The Big Moment for any Thai cremation is the moment when they open the coffin right before sliding it into the fire and anybody who can, the younger the better, rushes up for one last look at the body, imitating the facial gestures and bodily contortions of that ‘mere vessel.’ The coffin’s usually been on display for a week by now btw, if the family can afford the party. Carbohydrates or hydrocarbons? Alive or dead? Consumed or consuming? On the rocks or straight up?
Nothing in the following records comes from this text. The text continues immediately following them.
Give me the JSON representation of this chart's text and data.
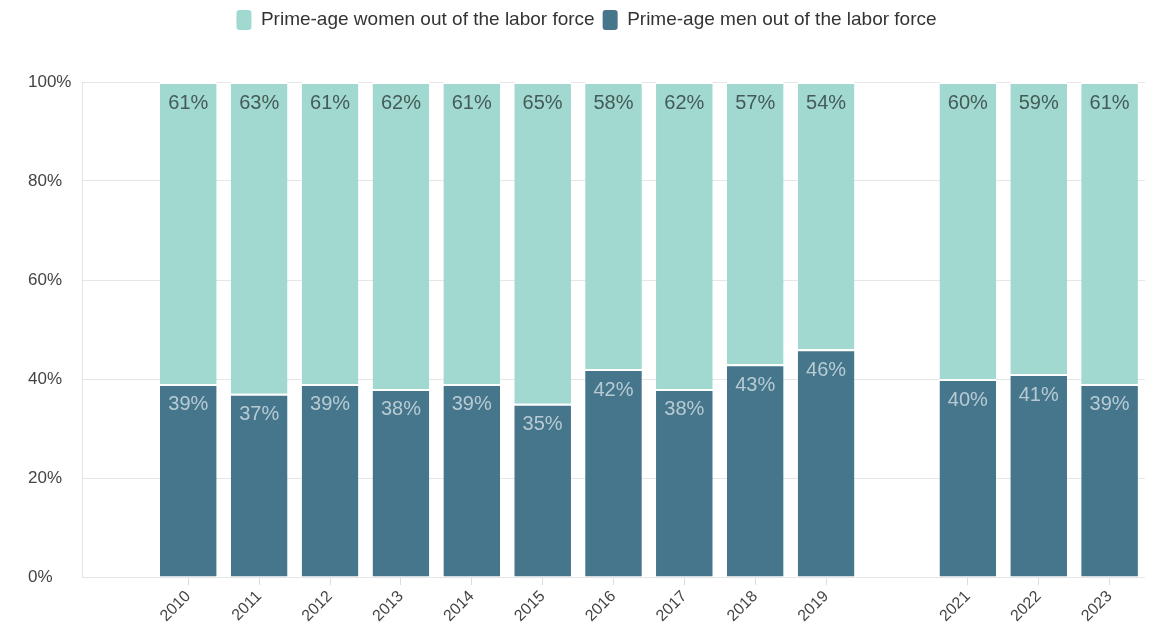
{
  "chart_data": {
    "type": "bar",
    "stacked": true,
    "categories": [
      null,
      "2010",
      "2011",
      "2012",
      "2013",
      "2014",
      "2015",
      "2016",
      "2017",
      "2018",
      "2019",
      null,
      "2021",
      "2022",
      "2023"
    ],
    "series": [
      {
        "name": "Prime-age men out of the labor force",
        "color": "#45768c",
        "values": [
          null,
          39,
          37,
          39,
          38,
          39,
          35,
          42,
          38,
          43,
          46,
          null,
          40,
          41,
          39
        ],
        "value_labels": [
          null,
          "39%",
          "37%",
          "39%",
          "38%",
          "39%",
          "35%",
          "42%",
          "38%",
          "43%",
          "46%",
          null,
          "40%",
          "41%",
          "39%"
        ]
      },
      {
        "name": "Prime-age women out of the labor force",
        "color": "#a1d9d0",
        "values": [
          null,
          61,
          63,
          61,
          62,
          61,
          65,
          58,
          62,
          57,
          54,
          null,
          60,
          59,
          61
        ],
        "value_labels": [
          null,
          "61%",
          "63%",
          "61%",
          "62%",
          "61%",
          "65%",
          "58%",
          "62%",
          "57%",
          "54%",
          null,
          "60%",
          "59%",
          "61%"
        ]
      }
    ],
    "ylim": [
      0,
      100
    ],
    "yticks": [
      {
        "value": 0,
        "label": "0%"
      },
      {
        "value": 20,
        "label": "20%"
      },
      {
        "value": 40,
        "label": "40%"
      },
      {
        "value": 60,
        "label": "60%"
      },
      {
        "value": 80,
        "label": "80%"
      },
      {
        "value": 100,
        "label": "100%"
      }
    ],
    "grid": "y",
    "legend": "top"
  }
}
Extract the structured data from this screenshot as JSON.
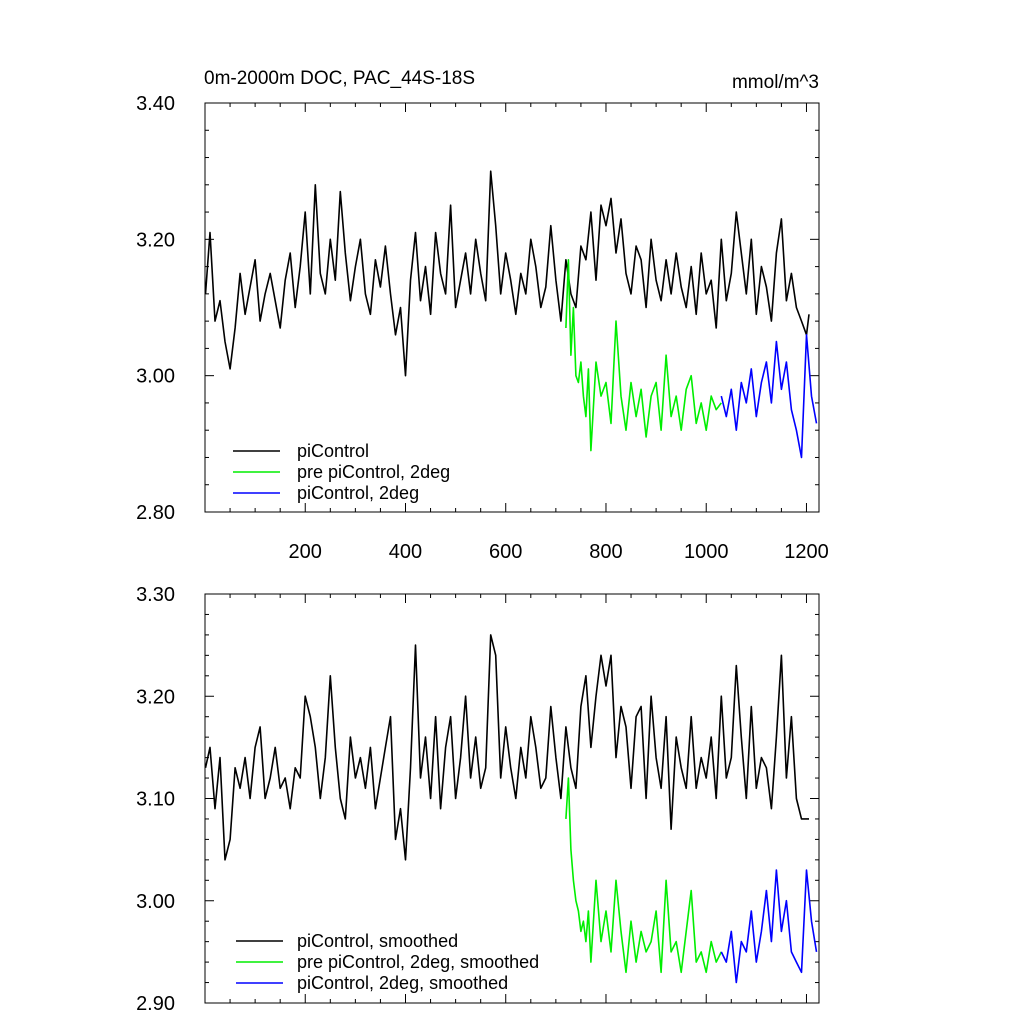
{
  "chart_data": [
    {
      "type": "line",
      "title": "0m-2000m DOC, PAC_44S-18S",
      "units": "mmol/m^3",
      "xlim": [
        0,
        1225
      ],
      "ylim": [
        2.8,
        3.4
      ],
      "xticks": [
        200,
        400,
        600,
        800,
        1000,
        1200
      ],
      "xtick_labels": [
        "200",
        "400",
        "600",
        "800",
        "1000",
        "1200"
      ],
      "yticks": [
        2.8,
        3.0,
        3.2,
        3.4
      ],
      "ytick_labels": [
        "2.80",
        "3.00",
        "3.20",
        "3.40"
      ],
      "legend_position": "bottom-left",
      "series": [
        {
          "name": "piControl",
          "color": "#000000",
          "x": [
            1,
            10,
            20,
            30,
            40,
            50,
            60,
            70,
            80,
            90,
            100,
            110,
            120,
            130,
            140,
            150,
            160,
            170,
            180,
            190,
            200,
            210,
            220,
            230,
            240,
            250,
            260,
            270,
            280,
            290,
            300,
            310,
            320,
            330,
            340,
            350,
            360,
            370,
            380,
            390,
            400,
            410,
            420,
            430,
            440,
            450,
            460,
            470,
            480,
            490,
            500,
            510,
            520,
            530,
            540,
            550,
            560,
            570,
            580,
            590,
            600,
            610,
            620,
            630,
            640,
            650,
            660,
            670,
            680,
            690,
            700,
            710,
            720,
            730,
            740,
            750,
            760,
            770,
            780,
            790,
            800,
            810,
            820,
            830,
            840,
            850,
            860,
            870,
            880,
            890,
            900,
            910,
            920,
            930,
            940,
            950,
            960,
            970,
            980,
            990,
            1000,
            1010,
            1020,
            1030,
            1040,
            1050,
            1060,
            1070,
            1080,
            1090,
            1100,
            1110,
            1120,
            1130,
            1140,
            1150,
            1160,
            1170,
            1180,
            1190,
            1200,
            1205
          ],
          "y": [
            3.12,
            3.21,
            3.08,
            3.11,
            3.05,
            3.01,
            3.07,
            3.15,
            3.09,
            3.13,
            3.17,
            3.08,
            3.12,
            3.15,
            3.11,
            3.07,
            3.14,
            3.18,
            3.1,
            3.16,
            3.24,
            3.12,
            3.28,
            3.15,
            3.12,
            3.2,
            3.14,
            3.27,
            3.18,
            3.11,
            3.16,
            3.2,
            3.12,
            3.09,
            3.17,
            3.13,
            3.19,
            3.12,
            3.06,
            3.1,
            3.0,
            3.14,
            3.21,
            3.11,
            3.16,
            3.09,
            3.21,
            3.15,
            3.12,
            3.25,
            3.1,
            3.14,
            3.18,
            3.12,
            3.2,
            3.15,
            3.11,
            3.3,
            3.22,
            3.12,
            3.18,
            3.14,
            3.09,
            3.15,
            3.12,
            3.2,
            3.16,
            3.1,
            3.13,
            3.22,
            3.14,
            3.08,
            3.17,
            3.12,
            3.1,
            3.19,
            3.17,
            3.24,
            3.14,
            3.25,
            3.22,
            3.26,
            3.18,
            3.23,
            3.15,
            3.12,
            3.19,
            3.17,
            3.1,
            3.2,
            3.14,
            3.11,
            3.17,
            3.12,
            3.18,
            3.13,
            3.1,
            3.16,
            3.09,
            3.18,
            3.12,
            3.14,
            3.07,
            3.2,
            3.11,
            3.15,
            3.24,
            3.18,
            3.12,
            3.2,
            3.09,
            3.16,
            3.13,
            3.08,
            3.18,
            3.23,
            3.11,
            3.15,
            3.1,
            3.08,
            3.06,
            3.09
          ]
        },
        {
          "name": "pre piControl, 2deg",
          "color": "#00ee00",
          "x": [
            720,
            725,
            730,
            735,
            740,
            745,
            750,
            755,
            760,
            765,
            770,
            780,
            790,
            800,
            810,
            820,
            830,
            840,
            850,
            860,
            870,
            880,
            890,
            900,
            910,
            920,
            930,
            940,
            950,
            960,
            970,
            980,
            990,
            1000,
            1010,
            1020,
            1030
          ],
          "y": [
            3.07,
            3.17,
            3.03,
            3.1,
            3.0,
            2.99,
            3.02,
            2.97,
            2.94,
            3.01,
            2.89,
            3.02,
            2.97,
            2.99,
            2.93,
            3.08,
            2.97,
            2.92,
            2.99,
            2.94,
            2.98,
            2.91,
            2.97,
            2.99,
            2.92,
            3.03,
            2.94,
            2.97,
            2.92,
            2.98,
            3.0,
            2.93,
            2.96,
            2.92,
            2.97,
            2.95,
            2.96
          ]
        },
        {
          "name": "piControl, 2deg",
          "color": "#0000ff",
          "x": [
            1030,
            1040,
            1050,
            1060,
            1070,
            1080,
            1090,
            1100,
            1110,
            1120,
            1130,
            1140,
            1150,
            1160,
            1170,
            1180,
            1190,
            1200,
            1210,
            1220
          ],
          "y": [
            2.97,
            2.94,
            2.98,
            2.92,
            2.99,
            2.96,
            3.01,
            2.94,
            2.99,
            3.02,
            2.96,
            3.05,
            2.98,
            3.02,
            2.95,
            2.92,
            2.88,
            3.06,
            2.97,
            2.93
          ]
        }
      ]
    },
    {
      "type": "line",
      "xlim": [
        0,
        1225
      ],
      "ylim": [
        2.9,
        3.3
      ],
      "xticks": [
        200,
        400,
        600,
        800,
        1000,
        1200
      ],
      "yticks": [
        2.9,
        3.0,
        3.1,
        3.2,
        3.3
      ],
      "ytick_labels": [
        "2.90",
        "3.00",
        "3.10",
        "3.20",
        "3.30"
      ],
      "legend_position": "bottom-left",
      "series": [
        {
          "name": "piControl, smoothed",
          "color": "#000000",
          "x": [
            1,
            10,
            20,
            30,
            40,
            50,
            60,
            70,
            80,
            90,
            100,
            110,
            120,
            130,
            140,
            150,
            160,
            170,
            180,
            190,
            200,
            210,
            220,
            230,
            240,
            250,
            260,
            270,
            280,
            290,
            300,
            310,
            320,
            330,
            340,
            350,
            360,
            370,
            380,
            390,
            400,
            410,
            420,
            430,
            440,
            450,
            460,
            470,
            480,
            490,
            500,
            510,
            520,
            530,
            540,
            550,
            560,
            570,
            580,
            590,
            600,
            610,
            620,
            630,
            640,
            650,
            660,
            670,
            680,
            690,
            700,
            710,
            720,
            730,
            740,
            750,
            760,
            770,
            780,
            790,
            800,
            810,
            820,
            830,
            840,
            850,
            860,
            870,
            880,
            890,
            900,
            910,
            920,
            930,
            940,
            950,
            960,
            970,
            980,
            990,
            1000,
            1010,
            1020,
            1030,
            1040,
            1050,
            1060,
            1070,
            1080,
            1090,
            1100,
            1110,
            1120,
            1130,
            1140,
            1150,
            1160,
            1170,
            1180,
            1190,
            1200,
            1205
          ],
          "y": [
            3.13,
            3.15,
            3.09,
            3.14,
            3.04,
            3.06,
            3.13,
            3.11,
            3.14,
            3.1,
            3.15,
            3.17,
            3.1,
            3.12,
            3.15,
            3.11,
            3.12,
            3.09,
            3.13,
            3.12,
            3.2,
            3.18,
            3.15,
            3.1,
            3.14,
            3.22,
            3.15,
            3.1,
            3.08,
            3.16,
            3.12,
            3.14,
            3.11,
            3.15,
            3.09,
            3.12,
            3.15,
            3.18,
            3.06,
            3.09,
            3.04,
            3.13,
            3.25,
            3.12,
            3.16,
            3.1,
            3.18,
            3.09,
            3.15,
            3.18,
            3.1,
            3.14,
            3.2,
            3.12,
            3.16,
            3.11,
            3.13,
            3.26,
            3.24,
            3.12,
            3.17,
            3.13,
            3.1,
            3.15,
            3.12,
            3.18,
            3.15,
            3.11,
            3.12,
            3.19,
            3.14,
            3.1,
            3.17,
            3.13,
            3.11,
            3.19,
            3.22,
            3.15,
            3.2,
            3.24,
            3.21,
            3.24,
            3.14,
            3.19,
            3.17,
            3.11,
            3.18,
            3.19,
            3.1,
            3.2,
            3.14,
            3.11,
            3.18,
            3.07,
            3.16,
            3.13,
            3.11,
            3.18,
            3.11,
            3.14,
            3.12,
            3.16,
            3.1,
            3.2,
            3.12,
            3.14,
            3.23,
            3.16,
            3.1,
            3.19,
            3.11,
            3.14,
            3.13,
            3.09,
            3.16,
            3.24,
            3.12,
            3.18,
            3.1,
            3.08,
            3.08,
            3.08
          ]
        },
        {
          "name": "pre piControl, 2deg, smoothed",
          "color": "#00ee00",
          "x": [
            720,
            725,
            730,
            735,
            740,
            745,
            750,
            755,
            760,
            765,
            770,
            780,
            790,
            800,
            810,
            820,
            830,
            840,
            850,
            860,
            870,
            880,
            890,
            900,
            910,
            920,
            930,
            940,
            950,
            960,
            970,
            980,
            990,
            1000,
            1010,
            1020,
            1030
          ],
          "y": [
            3.08,
            3.12,
            3.05,
            3.02,
            3.0,
            2.99,
            2.97,
            2.98,
            2.96,
            2.99,
            2.94,
            3.02,
            2.96,
            2.99,
            2.95,
            3.02,
            2.97,
            2.93,
            2.98,
            2.94,
            2.97,
            2.95,
            2.96,
            2.99,
            2.93,
            3.02,
            2.95,
            2.96,
            2.93,
            2.97,
            3.01,
            2.94,
            2.95,
            2.93,
            2.96,
            2.94,
            2.95
          ]
        },
        {
          "name": "piControl, 2deg, smoothed",
          "color": "#0000ff",
          "x": [
            1030,
            1040,
            1050,
            1060,
            1070,
            1080,
            1090,
            1100,
            1110,
            1120,
            1130,
            1140,
            1150,
            1160,
            1170,
            1180,
            1190,
            1200,
            1210,
            1220
          ],
          "y": [
            2.95,
            2.94,
            2.97,
            2.92,
            2.96,
            2.95,
            2.99,
            2.94,
            2.97,
            3.01,
            2.96,
            3.03,
            2.97,
            3.0,
            2.95,
            2.94,
            2.93,
            3.03,
            2.98,
            2.95
          ]
        }
      ]
    }
  ]
}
These are the choices for organic chemistry. You draw the lines and choose sides. As I watch the lines on my pa-in-law’s bedside EKG- I’ve never seen one before btw- I explain to the village people about the pulse and pressure readings. I might as well have been pointing to ancient hieroglyphics. They’re telling him to eat hotter spicier saltier food to ensure good health. Just for fun we each try the pulse-o’-meter on our own index fingers. I’m in fine shape in the high sixties and the wife’s okay for a woman in the low eighties. Her mother tops ninety, going going going… uh oh, it’s looking like another rehab, but I say no no no... Suicidal tendencies might help cut health costs, true, but it really shouldn’t have to come to that now really, should it?